LONDON.- Tomasso Brothers Fine Art of Leeds and London is participating in Master Drawings New York (MDNY) for the first time this coming winter when they hold their annual catalogued exhibition at Carlton Hobbs LLC on the Upper East Side from 25 January to 2 February 2018.
Tomasso Brothers has for a number of years held a highly-regarded exhibition in New York in January. The decision this year by MDNY to additionally encompass painting and sculpture at its next edition (Saturday 27 January to Saturday 3 February 2018, Preview Friday 26 January 2018) offered a golden opportunity for the gallery to take part in this pre-eminent event.
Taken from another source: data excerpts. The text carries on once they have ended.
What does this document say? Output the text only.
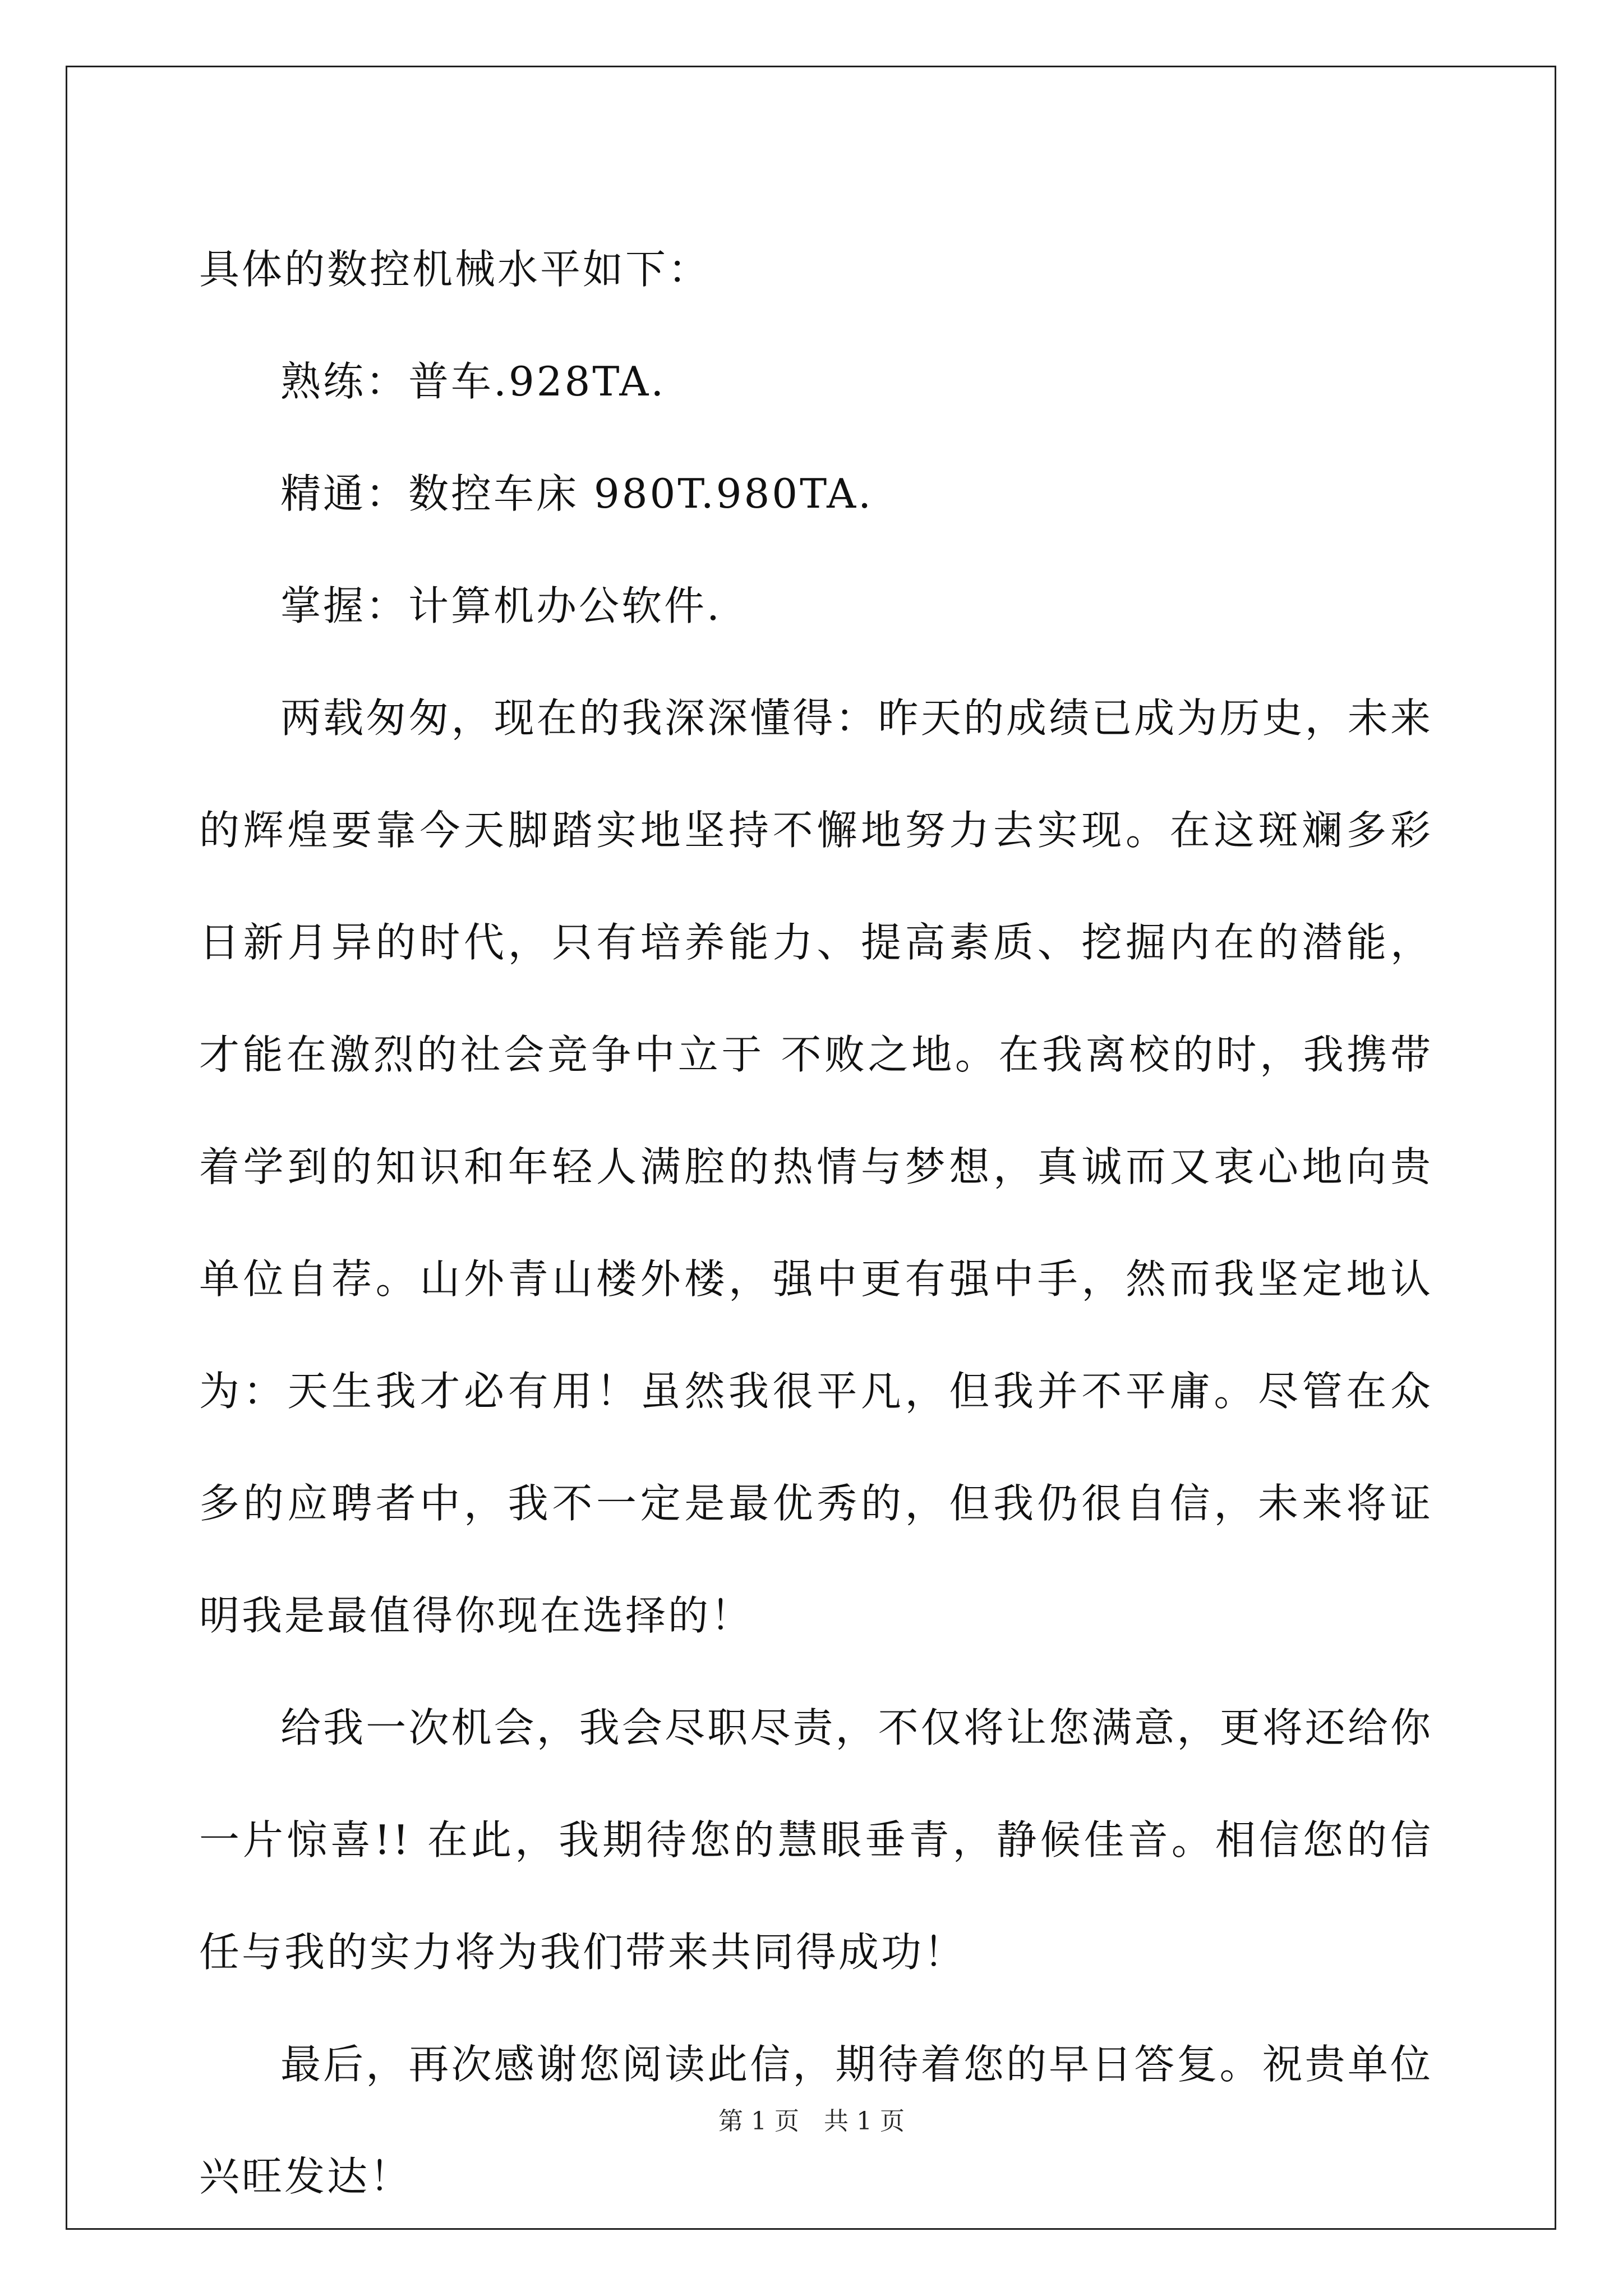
具体的数控机械水平如下：

熟练：普车.928TA.

精通：数控车床 980T.980TA.

掌握：计算机办公软件.

两载匆匆，现在的我深深懂得：昨天的成绩已成为历史，未来的辉煌要靠今天脚踏实地坚持不懈地努力去实现。在这斑斓多彩日新月异的时代，只有培养能力、提高素质、挖掘内在的潜能，才能在激烈的社会竞争中立于 不败之地。在我离校的时，我携带着学到的知识和年轻人满腔的热情与梦想，真诚而又衷心地向贵单位自荐。山外青山楼外楼，强中更有强中手，然而我坚定地认为：天生我才必有用！虽然我很平凡，但我并不平庸。尽管在众多的应聘者中，我不一定是最优秀的，但我仍很自信，未来将证明我是最值得你现在选择的！

给我一次机会，我会尽职尽责，不仅将让您满意，更将还给你一片惊喜!! 在此，我期待您的慧眼垂青，静候佳音。相信您的信任与我的实力将为我们带来共同得成功！

最后，再次感谢您阅读此信，期待着您的早日答复。祝贵单位兴旺发达！

第 1 页　共 1 页
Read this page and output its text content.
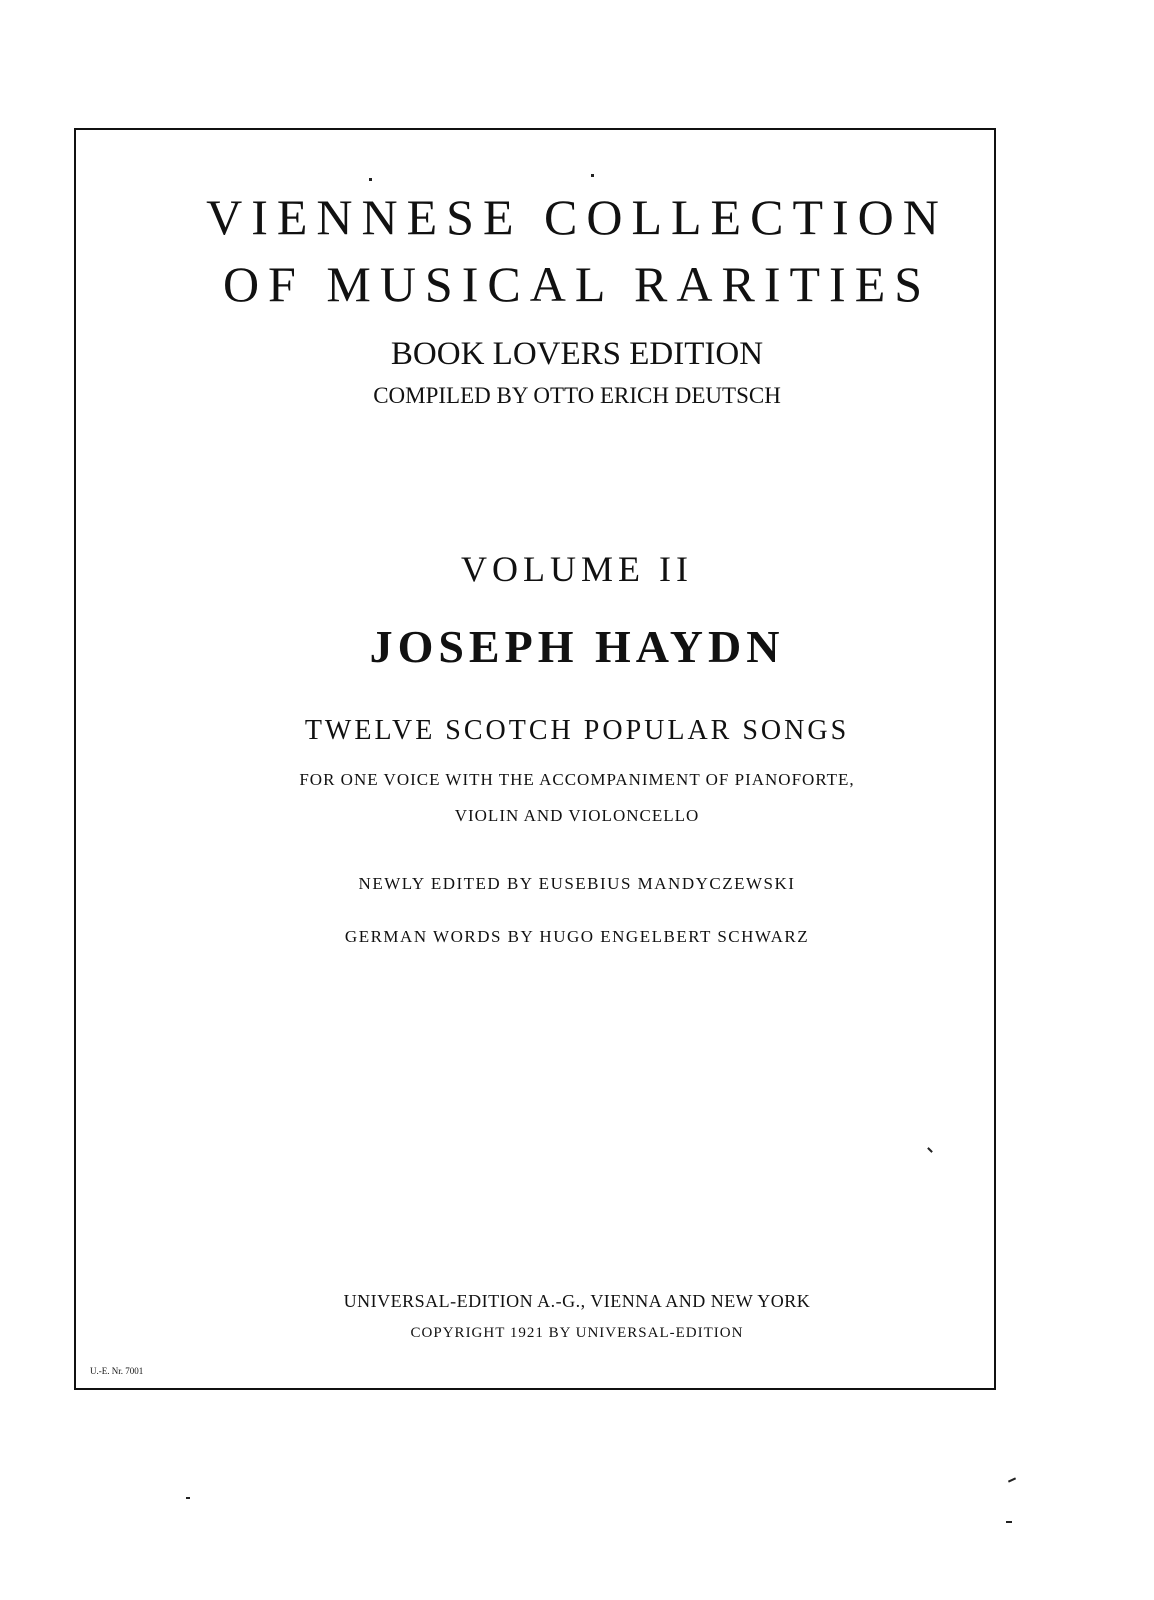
VIENNESE COLLECTION
OF MUSICAL RARITIES
BOOK LOVERS EDITION
COMPILED BY OTTO ERICH DEUTSCH
VOLUME II
JOSEPH HAYDN
TWELVE SCOTCH POPULAR SONGS
FOR ONE VOICE WITH THE ACCOMPANIMENT OF PIANOFORTE,
VIOLIN AND VIOLONCELLO
NEWLY EDITED BY EUSEBIUS MANDYCZEWSKI
GERMAN WORDS BY HUGO ENGELBERT SCHWARZ
UNIVERSAL-EDITION A.-G., VIENNA AND NEW YORK
COPYRIGHT 1921 BY UNIVERSAL-EDITION
U.-E. Nr. 7001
This year Tomasso Brothers will present a selection of important European terracotta sculptures from the Neolithic to the Neoclassical periods. The exhibition traces the history of fired clay starting with the Vinca civilisation of South-Eastern Europe in the fifth millennium B.C., which produced the fascinating Idol of a Mother and Child in the show and from there, via the Ancient classical period and the Renaissance, to the high baroque, ending with the Neoclassical era.
Amongst the works to be offered is a North Italian idealised Portrait relief of a lady from the late fifteenth century, and an attentively described Portrait bust of a man from Emilia in Northern Italy, c. 1500. Both testify to the birth of terracotta as a medium for portraiture which continued well into the Early-Modern era. Amongst further highlights is a Portrait bust of a gentleman by the rare Flemish sculptor Servatius Cardon (1608-1649) and a poignant Portrait of a Young Man attributed to the great French artist Philippe-Laurent Roland (1746-1816). The latter work is a beautiful representation of the birth of the modern portrait, where hierarchy and status give way to the expression of individuality and emotion.
Parallel to this, the exhibition also demonstrates how terracotta was essential to artistic practice as a means for sculptors to develop ideas and compositions, shown by a recently rediscovered terracotta model for an allegorical representation of Winter, by the Venetian baroque master Giovanni Bonazza (1654-1736), which offers a crucial insight into the work of the sculptor, presenting a highly accomplished model for a finished work to be carved in either stone or marble.
A similar case is illustrated by a Character Head executed by Antonio Canova (1757-1822) around 1780, when he was still a young sculptor on the cusp of greatness. Inspired by the famous Laocoön group in the Vatican, this terracotta exists as an invenzione in its own right, and so a testimony to the sculptors search for his own artistic vocabulary. Deeply and richly modelled, the Character Head betrays a preoccupation with the representation of emotions, framed within a wider exploration of antiquity that would be a central theme throughout Canovas career.
Another remarkable discovery and a highlight of the exhibition to be presented by Tomasso Brothers Fine Art is a terracotta model for a figure of Saint Mark by Giuseppe Piamontini (1664-1742), a colossal marble statue carved for the new baroque church of Santi Michele e Gaetano in Piazza Antinori on the central Via Tornabuoni in Florence.
Important European Terracottas, presented by Tomasso Brothers Fine Art as part of Master Drawings New York 2018, will take place at Carlton Hobbs LLC at 60 East 93rd Street NY from 25 January through 2 February 2018. A fully illustrated catalogue will be available. Prices will range from around $15,000 to $500,000 USD.